現場系男子にご用心!?【長編改訂版】
持っていた部品を落としそうになって、そのときハッと我に返った。
幸い部品を地面に落とすことはなかったが、部品を持つ手は小刻みに震えている。

岡田さんが海外に行くなんて、そんなこと一切言ってくれなかった。
私の知らないうちに、そんな話が岡田さんにあったなんて……。

「半年くらい前に打診は来ていたみたいなんだが、十二月の中頃に正式に決まったらしい。岡田ちゃんいい奴だったんだがなぁ。まあこんなところで終わるような男でもないし、仕方ないな」

「そう……ですか」

「俺から知らせてしまったみたいで悪いことしたな……。でもいずれは分かることだし、あとでゆっくり岡田ちゃんと話し合えよ」

「はい……」

それからどうやって昼まで仕事をしていたのか、あまり覚えていなくて。
気付いたら昼休みのベルが鳴っていた。

片付けもそこそこに、私は工場の外へ出る。
人気のない場所に行き、岡田さんに電話を掛けた。

コール音が耳にやたらと響く。
そして、岡田さんが出るまでの時間がやたらと長く感じられた。


『……もしもし、どうした?里緒奈』

「仕事中にゴメン。今日どうしても話したいことがあるの。私の家に来てもらってもいいかな?」

『え?……あ、ああ。分かった。帰り八時過ぎると思うけどいいかな』

「うん、大丈夫。

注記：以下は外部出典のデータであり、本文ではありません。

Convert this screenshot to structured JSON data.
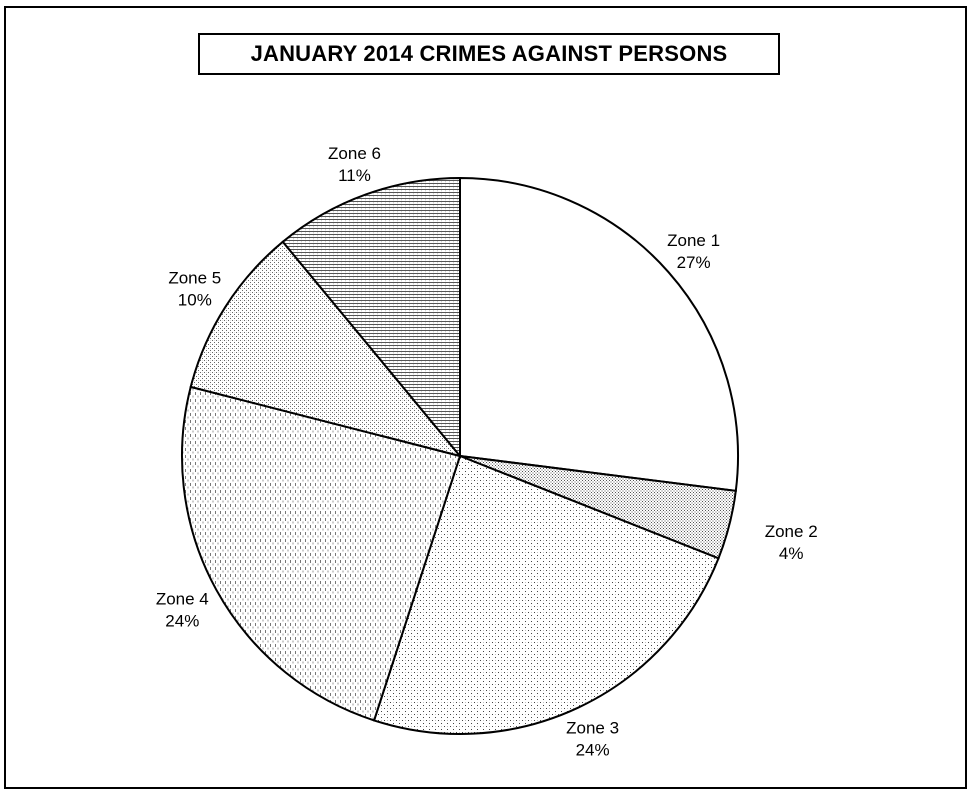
{
  "chart_data": {
    "type": "pie",
    "title": "JANUARY 2014 CRIMES AGAINST PERSONS",
    "categories": [
      "Zone 1",
      "Zone 2",
      "Zone 3",
      "Zone 4",
      "Zone 5",
      "Zone 6"
    ],
    "values": [
      27,
      4,
      24,
      24,
      10,
      11
    ],
    "value_labels": [
      "27%",
      "4%",
      "24%",
      "24%",
      "10%",
      "11%"
    ],
    "start_angle": "12 o'clock",
    "direction": "clockwise",
    "legend": "none",
    "colors": [
      "#ffffff",
      "#b8b8b8",
      "#d4d4d4",
      "#c4c4c4",
      "#cfcfcf",
      "#9a9a9a"
    ]
  }
}
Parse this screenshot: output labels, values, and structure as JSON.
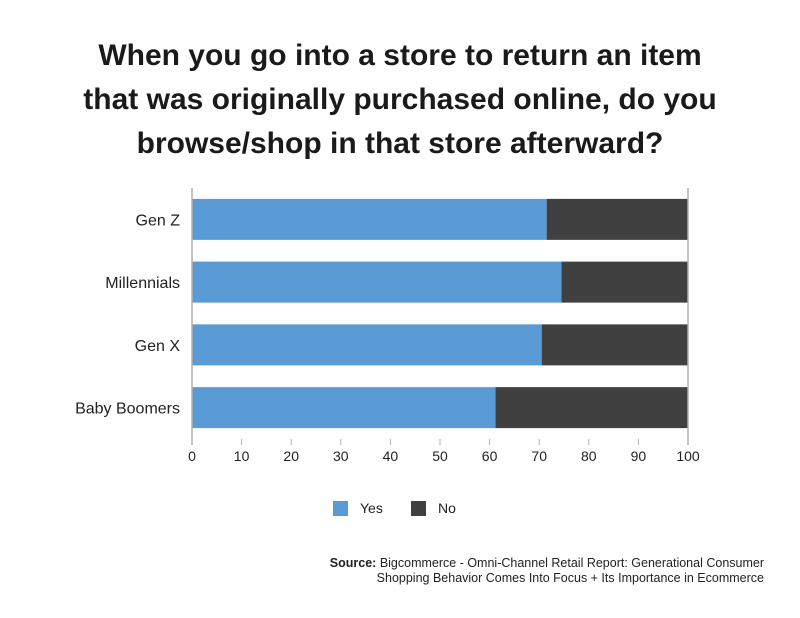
{
  "chart_data": {
    "type": "bar",
    "orientation": "horizontal",
    "stacked": true,
    "title_lines": [
      "When you go into a store to return an item",
      "that was originally purchased online, do you",
      "browse/shop in that store afterward?"
    ],
    "categories": [
      "Gen Z",
      "Millennials",
      "Gen X",
      "Baby Boomers"
    ],
    "series": [
      {
        "name": "Yes",
        "color": "#5b9bd5",
        "values": [
          71.5,
          74.5,
          70.5,
          61.2
        ]
      },
      {
        "name": "No",
        "color": "#404040",
        "values": [
          28.5,
          25.5,
          29.5,
          38.8
        ]
      }
    ],
    "xlim": [
      0,
      100
    ],
    "xticks": [
      0,
      10,
      20,
      30,
      40,
      50,
      60,
      70,
      80,
      90,
      100
    ],
    "grid": false,
    "legend_position": "bottom"
  },
  "source": {
    "label": "Source:",
    "line1": "Bigcommerce - Omni-Channel Retail Report: Generational Consumer",
    "line2": "Shopping Behavior Comes Into Focus + Its Importance in Ecommerce"
  }
}
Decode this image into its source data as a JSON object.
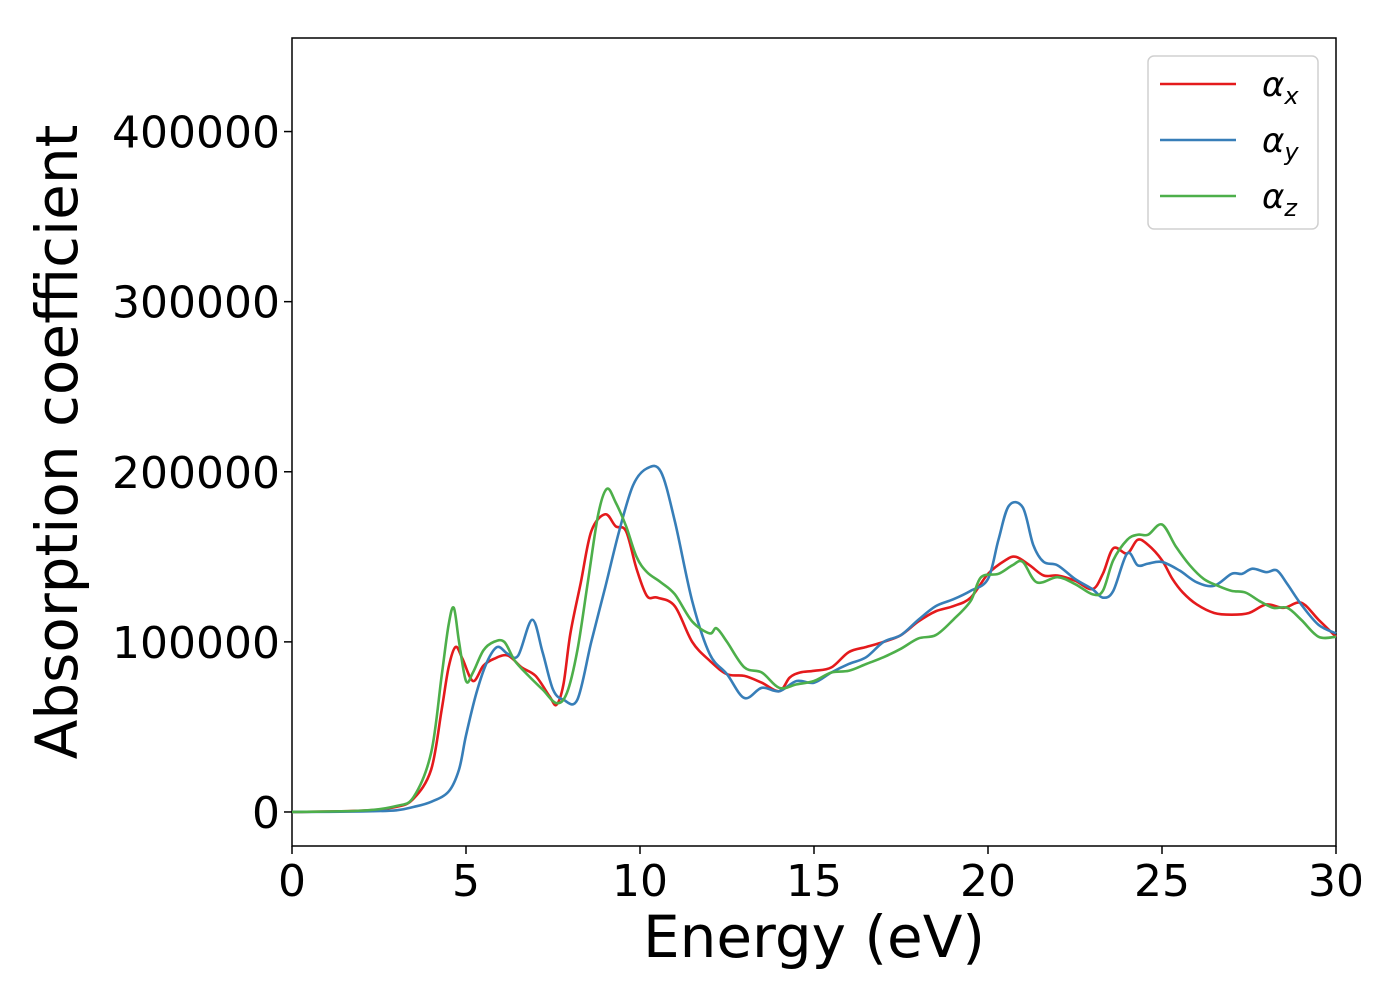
{
  "chart_data": {
    "type": "line",
    "title": "",
    "xlabel": "Energy (eV)",
    "ylabel": "Absorption coefficient",
    "xlim": [
      0,
      30
    ],
    "ylim": [
      -20000,
      455000
    ],
    "xticks": [
      0,
      5,
      10,
      15,
      20,
      25,
      30
    ],
    "yticks": [
      0,
      100000,
      200000,
      300000,
      400000
    ],
    "grid": false,
    "legend": {
      "position": "top-right"
    },
    "series": [
      {
        "name": "α_x",
        "sub": "x",
        "color": "#e41a1c",
        "x": [
          0,
          2,
          3,
          3.5,
          4,
          4.3,
          4.5,
          4.7,
          4.9,
          5.2,
          5.5,
          5.8,
          6.2,
          6.6,
          7.0,
          7.4,
          7.6,
          7.8,
          8.0,
          8.3,
          8.6,
          9.0,
          9.3,
          9.6,
          9.9,
          10.2,
          10.5,
          11.0,
          11.5,
          12.0,
          12.5,
          13.0,
          13.5,
          14.0,
          14.3,
          14.6,
          15.0,
          15.5,
          16.0,
          16.5,
          17.0,
          17.5,
          18.0,
          18.5,
          19.0,
          19.5,
          20.0,
          20.5,
          20.8,
          21.2,
          21.6,
          22.0,
          22.5,
          23.0,
          23.3,
          23.6,
          24.0,
          24.3,
          24.6,
          25.0,
          25.3,
          25.6,
          26.0,
          26.5,
          27.0,
          27.5,
          28.0,
          28.5,
          29.0,
          29.5,
          30.0
        ],
        "y": [
          0,
          800,
          3000,
          8000,
          25000,
          60000,
          85000,
          97000,
          90000,
          77000,
          86000,
          90000,
          92000,
          85000,
          80000,
          68000,
          63000,
          75000,
          105000,
          135000,
          165000,
          175000,
          168000,
          165000,
          143000,
          127000,
          126000,
          121000,
          100000,
          89000,
          81000,
          80000,
          76000,
          71000,
          79000,
          82000,
          83000,
          85000,
          94000,
          97000,
          100000,
          104000,
          112000,
          118000,
          121000,
          126000,
          140000,
          148000,
          150000,
          145000,
          139000,
          139000,
          136000,
          131000,
          140000,
          155000,
          152000,
          160000,
          157000,
          148000,
          137000,
          129000,
          122000,
          117000,
          116000,
          117000,
          122000,
          120000,
          123000,
          113000,
          103000
        ]
      },
      {
        "name": "α_y",
        "sub": "y",
        "color": "#377eb8",
        "x": [
          0,
          2,
          3,
          3.5,
          4,
          4.5,
          4.8,
          5.0,
          5.3,
          5.6,
          5.9,
          6.2,
          6.5,
          6.9,
          7.2,
          7.5,
          7.8,
          8.2,
          8.6,
          9.0,
          9.4,
          9.8,
          10.2,
          10.6,
          11.0,
          11.5,
          12.0,
          12.5,
          13.0,
          13.5,
          14.0,
          14.5,
          15.0,
          15.5,
          16.0,
          16.5,
          17.0,
          17.5,
          18.0,
          18.5,
          19.0,
          19.5,
          20.0,
          20.3,
          20.6,
          21.0,
          21.3,
          21.6,
          22.0,
          22.5,
          23.0,
          23.3,
          23.6,
          24.0,
          24.3,
          24.6,
          25.0,
          25.5,
          26.0,
          26.5,
          27.0,
          27.3,
          27.6,
          28.0,
          28.3,
          28.6,
          29.0,
          29.5,
          30.0
        ],
        "y": [
          0,
          300,
          1000,
          3000,
          6000,
          12000,
          25000,
          45000,
          70000,
          88000,
          97000,
          93000,
          92000,
          113000,
          94000,
          72000,
          66000,
          66000,
          100000,
          132000,
          165000,
          192000,
          202000,
          200000,
          171000,
          124000,
          93000,
          81000,
          67000,
          73000,
          71000,
          77000,
          76000,
          82000,
          87000,
          91000,
          100000,
          104000,
          113000,
          121000,
          125000,
          130000,
          137000,
          160000,
          180000,
          179000,
          157000,
          147000,
          145000,
          137000,
          131000,
          126000,
          130000,
          152000,
          145000,
          146000,
          147000,
          142000,
          135000,
          133000,
          140000,
          140000,
          143000,
          141000,
          142000,
          134000,
          122000,
          110000,
          105000
        ]
      },
      {
        "name": "α_z",
        "sub": "z",
        "color": "#4daf4a",
        "x": [
          0,
          2,
          3,
          3.5,
          4,
          4.3,
          4.5,
          4.65,
          4.8,
          5.0,
          5.2,
          5.5,
          5.8,
          6.1,
          6.4,
          6.8,
          7.2,
          7.6,
          7.9,
          8.2,
          8.5,
          8.8,
          9.05,
          9.3,
          9.6,
          9.9,
          10.2,
          10.6,
          11.0,
          11.5,
          12.0,
          12.2,
          12.5,
          13.0,
          13.5,
          14.0,
          14.5,
          15.0,
          15.5,
          16.0,
          16.5,
          17.0,
          17.5,
          18.0,
          18.5,
          19.0,
          19.5,
          19.8,
          20.3,
          20.7,
          21.0,
          21.4,
          22.0,
          22.5,
          23.0,
          23.3,
          23.6,
          24.0,
          24.3,
          24.6,
          25.0,
          25.4,
          25.8,
          26.2,
          26.6,
          27.0,
          27.4,
          27.8,
          28.2,
          28.6,
          29.0,
          29.5,
          30.0
        ],
        "y": [
          0,
          800,
          3500,
          9000,
          35000,
          80000,
          110000,
          120000,
          100000,
          77000,
          82000,
          95000,
          100000,
          100000,
          89000,
          80000,
          72000,
          64000,
          70000,
          95000,
          135000,
          175000,
          190000,
          182000,
          168000,
          150000,
          141000,
          135000,
          128000,
          112000,
          105000,
          108000,
          100000,
          85000,
          82000,
          73000,
          75000,
          77000,
          82000,
          83000,
          87000,
          91000,
          96000,
          102000,
          104000,
          113000,
          124000,
          138000,
          140000,
          145000,
          147000,
          135000,
          138000,
          134000,
          128000,
          130000,
          148000,
          160000,
          163000,
          163000,
          169000,
          156000,
          145000,
          137000,
          133000,
          130000,
          129000,
          124000,
          120000,
          120000,
          113000,
          103000,
          103000
        ]
      }
    ]
  }
}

帰ってくるまで待ってる」

岡田さんと話しているときの声は、少し震えていたかもしれない。

それは岡田さんも同じで、「話がある」と言った後、息を飲むようなそんな音が聞こえていた。
切れたあとも、じっと携帯のディスプレイを見つめながら、私はずっと考えていた。


岡田さんが春先までには結婚したいと言った意味が、今よく分かった。
タイに行くから、だからそれまでに私と結婚したかったんだ。


だって、あっちに行ったら早々会えないんだから。
今みたいに、気軽に会って話してなんて、出来なくなるんだもの。